Guinée : Quelques mots encore avant le 24 octobre 2010

Un de nos compatriotes avait judicieusement écrit que si vous voulez cacher quelque secret aux Guinéens, mettez-le par écrit dans un livre. Autrement dit, et j'extrapole peut-être, ceux qui en retiendront quelque chose, s'en tiendront à un ou deux mots.

A observer le cours des choses, on se dit: voici, un compatriote fin connaisseur de notre peuple. On peut vérifier sa remarque à tout instant: discussions, réactions à des textes écrits, etc. C'est peut-être cet état d'esprit qui a fait des Guinéens, durant 52 années, contrairement aux apparences, un peuple taillable et corvéable à merci. Toujours prêt à suivre, sans méfiance, n'importe quels boniments de de bateleurs, leur promettant la lune pour demain. Mais il faut que quelques uns continuent d'écrire pour ouvrir les yeux à un plus grand nombre.

Pour le 2e tour de l'élection présidentielle qui doit avoir lieu le 24 octobre, s'il n'y a pas à nouveau de report, il me reste à dire quelques mots que je crois devoir dire si nous, Guinéens, voulons vraiment des changements en Guinéens, non pas dans les mots, mais dans les faits.

Le changement dont tout le monde se gargarise ne peut se réaliser que par une rupture avec les méthodes de gouvernance passées fondée sur la manigance et le mensonge et ce n'est pas parce qu'on n'y a pas participé qu'on peut échapper à la culture politique ambiante.

Aux méthodes et au comportement que j'observe depuis quelque temps de cette campagne électorale (et même avant), il ne me paraît pas que le changement, celui que le peuple souhaite, viendra de l'Association de l'Arc-en-Ciel d'Alpha Condé. Les comportements seigneuriaux s'y observent; semble-t-il, plus qu'ailleurs. Je vais m'expliquer là-dessus. Mais auparavant des observations s'imposent.

Chacune des deux alliances en compétition (celle d'Alpha Condé et celle de Cellou Dalein Diallo) a établi un projet de société sur une énumération de nombreux thèmes conduisant à un catalogue qui ne donne satisfaction qu'à ses concepteurs. La situation morale et matérielle de la Guinée d'aujourd'hui n'avait pas besoin de projets-modèles de société que des spécialistes vendent de l'Amérique latine-Caraïbes à l'Asie en passant par l'Afrique. Les modèles présentés seront rarement réalisés à 30% en Guinée, dans l'hypothèse optimiste. Telle est la critique d'ensemble.

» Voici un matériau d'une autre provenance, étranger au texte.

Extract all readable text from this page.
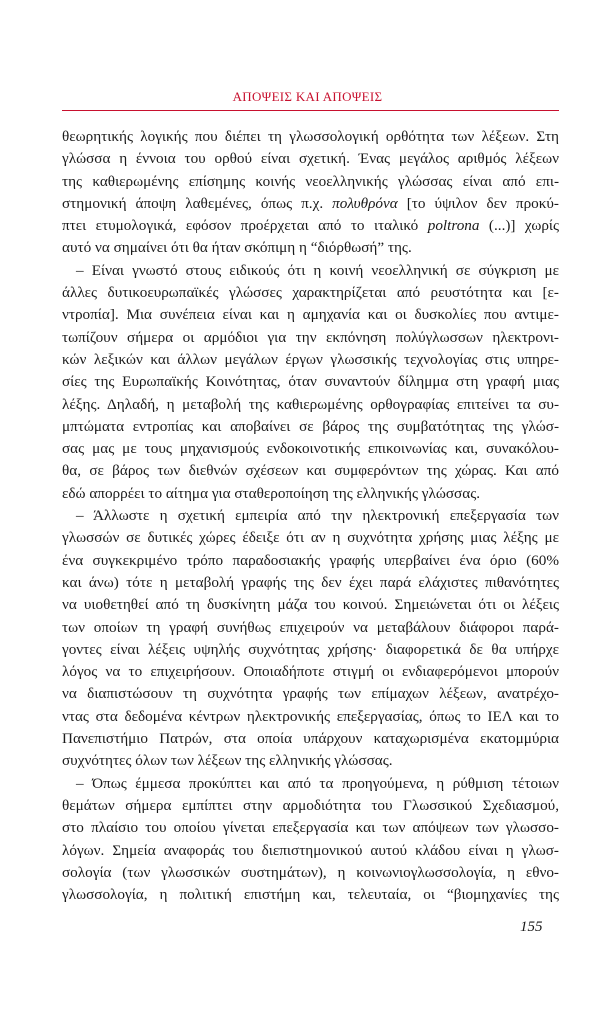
ΑΠΟΨΕΙΣ ΚΑΙ ΑΠΟΨΕΙΣ
θεωρητικής λογικής που διέπει τη γλωσσολογική ορθότητα των λέξεων. Στη
γλώσσα η έννοια του ορθού είναι σχετική. Ένας μεγάλος αριθμός λέξεων
της καθιερωμένης επίσημης κοινής νεοελληνικής γλώσσας είναι από επι-
στημονική άποψη λαθεμένες, όπως π.χ. πολυθρόνα [το ύψιλον δεν προκύ-
πτει ετυμολογικά, εφόσον προέρχεται από το ιταλικό poltrona (...)] χωρίς
αυτό να σημαίνει ότι θα ήταν σκόπιμη η “διόρθωσή” της.
– Είναι γνωστό στους ειδικούς ότι η κοινή νεοελληνική σε σύγκριση με
άλλες δυτικοευρωπαϊκές γλώσσες χαρακτηρίζεται από ρευστότητα και [ε-
ντροπία]. Μια συνέπεια είναι και η αμηχανία και οι δυσκολίες που αντιμε-
τωπίζουν σήμερα οι αρμόδιοι για την εκπόνηση πολύγλωσσων ηλεκτρονι-
κών λεξικών και άλλων μεγάλων έργων γλωσσικής τεχνολογίας στις υπηρε-
σίες της Ευρωπαϊκής Κοινότητας, όταν συναντούν δίλημμα στη γραφή μιας
λέξης. Δηλαδή, η μεταβολή της καθιερωμένης ορθογραφίας επιτείνει τα συ-
μπτώματα εντροπίας και αποβαίνει σε βάρος της συμβατότητας της γλώσ-
σας μας με τους μηχανισμούς ενδοκοινοτικής επικοινωνίας και, συνακόλου-
θα, σε βάρος των διεθνών σχέσεων και συμφερόντων της χώρας. Και από
εδώ απορρέει το αίτημα για σταθεροποίηση της ελληνικής γλώσσας.
– Άλλωστε η σχετική εμπειρία από την ηλεκτρονική επεξεργασία των
γλωσσών σε δυτικές χώρες έδειξε ότι αν η συχνότητα χρήσης μιας λέξης με
ένα συγκεκριμένο τρόπο παραδοσιακής γραφής υπερβαίνει ένα όριο (60%
και άνω) τότε η μεταβολή γραφής της δεν έχει παρά ελάχιστες πιθανότητες
να υιοθετηθεί από τη δυσκίνητη μάζα του κοινού. Σημειώνεται ότι οι λέξεις
των οποίων τη γραφή συνήθως επιχειρούν να μεταβάλουν διάφοροι παρά-
γοντες είναι λέξεις υψηλής συχνότητας χρήσης· διαφορετικά δε θα υπήρχε
λόγος να το επιχειρήσουν. Οποιαδήποτε στιγμή οι ενδιαφερόμενοι μπορούν
να διαπιστώσουν τη συχνότητα γραφής των επίμαχων λέξεων, ανατρέχο-
ντας στα δεδομένα κέντρων ηλεκτρονικής επεξεργασίας, όπως το ΙΕΛ και το
Πανεπιστήμιο Πατρών, στα οποία υπάρχουν καταχωρισμένα εκατομμύρια
συχνότητες όλων των λέξεων της ελληνικής γλώσσας.
– Όπως έμμεσα προκύπτει και από τα προηγούμενα, η ρύθμιση τέτοιων
θεμάτων σήμερα εμπίπτει στην αρμοδιότητα του Γλωσσικού Σχεδιασμού,
στο πλαίσιο του οποίου γίνεται επεξεργασία και των απόψεων των γλωσσο-
λόγων. Σημεία αναφοράς του διεπιστημονικού αυτού κλάδου είναι η γλωσ-
σολογία (των γλωσσικών συστημάτων), η κοινωνιογλωσσολογία, η εθνο-
γλωσσολογία, η πολιτική επιστήμη και, τελευταία, οι “βιομηχανίες της
155
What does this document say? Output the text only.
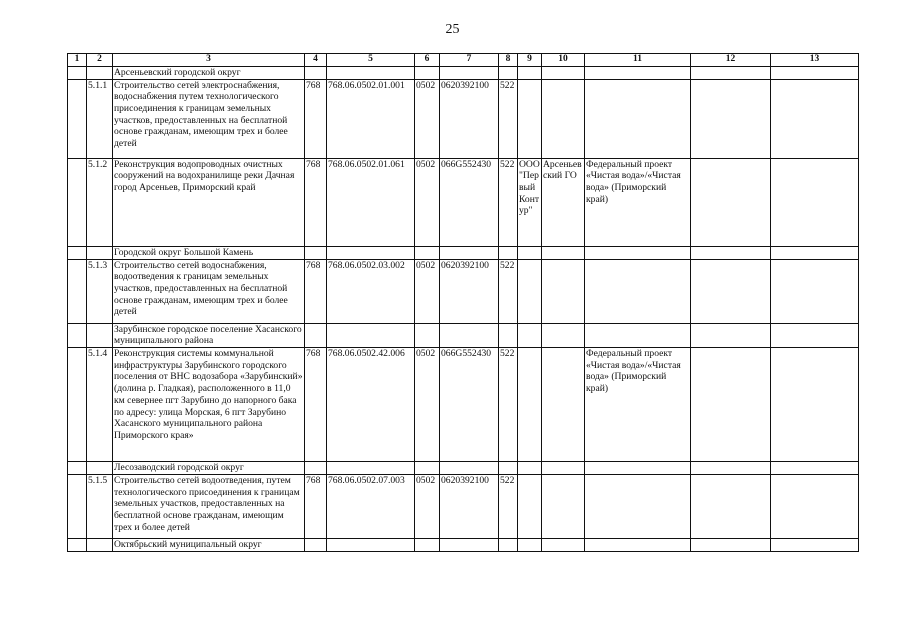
25
1	2	3	4	5	6	7	8	9	10	11	12	13
		Арсеньевский городской округ										
	5.1.1	Строительство сетей электроснабжения, водоснабжения путем технологического присоединения к границам земельных участков, предоставленных на бесплатной основе гражданам, имеющим трех и более детей	768	768.06.0502.01.001	0502	0620392100	522					
	5.1.2	Реконструкция водопроводных очистных сооружений на водохранилище реки Дачная город Арсеньев, Приморский край	768	768.06.0502.01.061	0502	066G552430	522	ООО "Первый Контур"	Арсеньевский ГО	Федеральный проект «Чистая вода»/«Чистая вода» (Приморский край)		
		Городской округ Большой Камень										
	5.1.3	Строительство сетей водоснабжения, водоотведения к границам земельных участков, предоставленных на бесплатной основе гражданам, имеющим трех и более детей	768	768.06.0502.03.002	0502	0620392100	522					
		Зарубинское городское поселение Хасанского муниципального района										
	5.1.4	Реконструкция системы коммунальной инфраструктуры Зарубинского городского поселения от ВНС водозабора «Зарубинский» (долина р. Гладкая), расположенного в 11,0 км севернее пгт Зарубино до напорного бака по адресу: улица Морская, 6 пгт Зарубино Хасанского муниципального района Приморского края»	768	768.06.0502.42.006	0502	066G552430	522			Федеральный проект «Чистая вода»/«Чистая вода» (Приморский край)		
		Лесозаводский городской округ										
	5.1.5	Строительство сетей водоотведения, путем технологического присоединения к границам земельных участков, предоставленных на бесплатной основе гражданам, имеющим трех и более детей	768	768.06.0502.07.003	0502	0620392100	522					
		Октябрьский муниципальный округ										
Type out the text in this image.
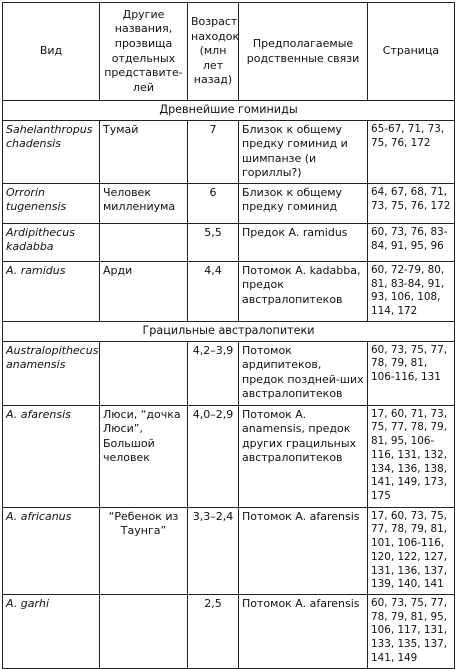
Вид	Другие названия, прозвища отдельных представите-лей	Возраст находок (млн лет назад)	Предполагаемые родственные связи	Страница
Древнейшие гоминиды				
Sahelanthropus chadensis	Тумай	7	Близок к общему предку гоминид и шимпанзе (и гориллы?)	65-67, 71, 73, 75, 76, 172
Orrorin tugenensis	Человек миллениума	6	Близок к общему предку гоминид	64, 67, 68, 71, 73, 75, 76, 172
Ardipithecus kadabba		5,5	Предок A. ramidus	60, 73, 76, 83-84, 91, 95, 96
A. ramidus	Арди	4,4	Потомок A. kadabba, предок австралопитеков	60, 72-79, 80, 81, 83-84, 91, 93, 106, 108, 114, 172
Грацильные австралопитеки				
Australopithecus anamensis		4,2–3,9	Потомок ардипитеков, предок поздней-ших австралопитеков	60, 73, 75, 77, 78, 79, 81, 106-116, 131
A. afarensis	Люси, “дочка Люси”, Большой человек	4,0–2,9	Потомок A. anamensis, предок других грацильных австралопитеков	17, 60, 71, 73, 75, 77, 78, 79, 81, 95, 106-116, 131, 132, 134, 136, 138, 141, 149, 173, 175
A. africanus	“Ребенок из Таунга”	3,3–2,4	Потомок A. afarensis	17, 60, 73, 75, 77, 78, 79, 81, 101, 106-116, 120, 122, 127, 131, 136, 137, 139, 140, 141
A. garhi		2,5	Потомок A. afarensis	60, 73, 75, 77, 78, 79, 81, 95, 106, 117, 131, 133, 135, 137, 141, 149
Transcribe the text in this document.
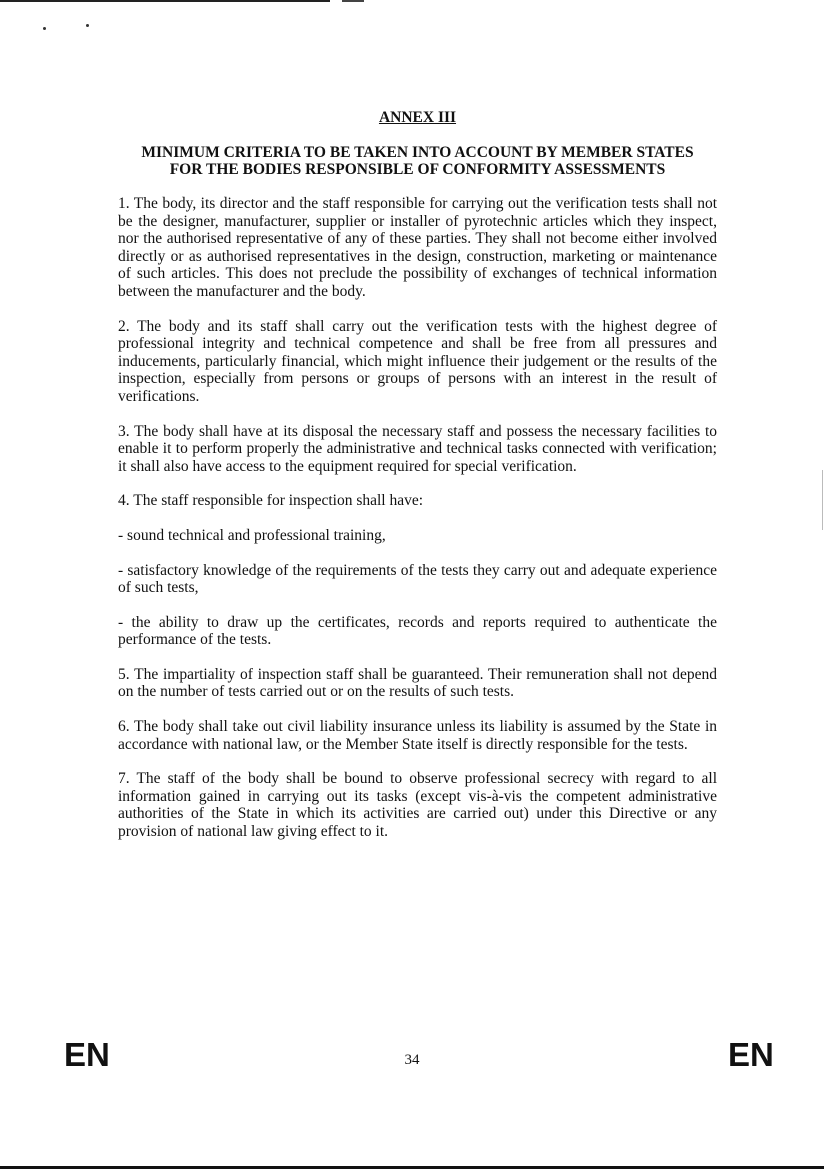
ANNEX III
MINIMUM CRITERIA TO BE TAKEN INTO ACCOUNT BY MEMBER STATES
FOR THE BODIES RESPONSIBLE OF CONFORMITY ASSESSMENTS

1. The body, its director and the staff responsible for carrying out the verification tests shall not be the designer, manufacturer, supplier or installer of pyrotechnic articles which they inspect, nor the authorised representative of any of these parties. They shall not become either involved directly or as authorised representatives in the design, construction, marketing or maintenance of such articles. This does not preclude the possibility of exchanges of technical information between the manufacturer and the body.

2. The body and its staff shall carry out the verification tests with the highest degree of professional integrity and technical competence and shall be free from all pressures and inducements, particularly financial, which might influence their judgement or the results of the inspection, especially from persons or groups of persons with an interest in the result of verifications.

3. The body shall have at its disposal the necessary staff and possess the necessary facilities to enable it to perform properly the administrative and technical tasks connected with verification; it shall also have access to the equipment required for special verification.

4. The staff responsible for inspection shall have:

- sound technical and professional training,

- satisfactory knowledge of the requirements of the tests they carry out and adequate experience of such tests,

- the ability to draw up the certificates, records and reports required to authenticate the performance of the tests.

5. The impartiality of inspection staff shall be guaranteed. Their remuneration shall not depend on the number of tests carried out or on the results of such tests.

6. The body shall take out civil liability insurance unless its liability is assumed by the State in accordance with national law, or the Member State itself is directly responsible for the tests.

7. The staff of the body shall be bound to observe professional secrecy with regard to all information gained in carrying out its tasks (except vis-à-vis the competent administrative authorities of the State in which its activities are carried out) under this Directive or any provision of national law giving effect to it.

EN	34	EN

Comme toujours, tous ceux ou presque, qui grouilleront autour du pouvoir nouvellement constitué seront, comme d'habitude, en général happés par l'hédonisme, c'est-à-dire par la doctrine qui fait de la recherche du plaisir (personnel) le fondement de la morale donc de l'ensemble des valeurs de la vie sociale. Et plus le Président aura mis du temps pour accéder au pouvoir, plus il aura tendance à « couvrir » les méfaits de son entourage pour se maintenir en place.

En outre, sa longue période d'opposition politique qui apparaît toujours, aux yeux de certains comme un titre de gloire, constitue psychologiquement pour lui, une justification de s'accrocher et de s'approprier le pouvoir par diverses manœuvres. Cela est encore une réalité sur notre continent où des instruments juridiques de paille arrêtent rarement les abus. Sur ce point Alpha Condé présente plus de risque que Cellou Dalein Diallo.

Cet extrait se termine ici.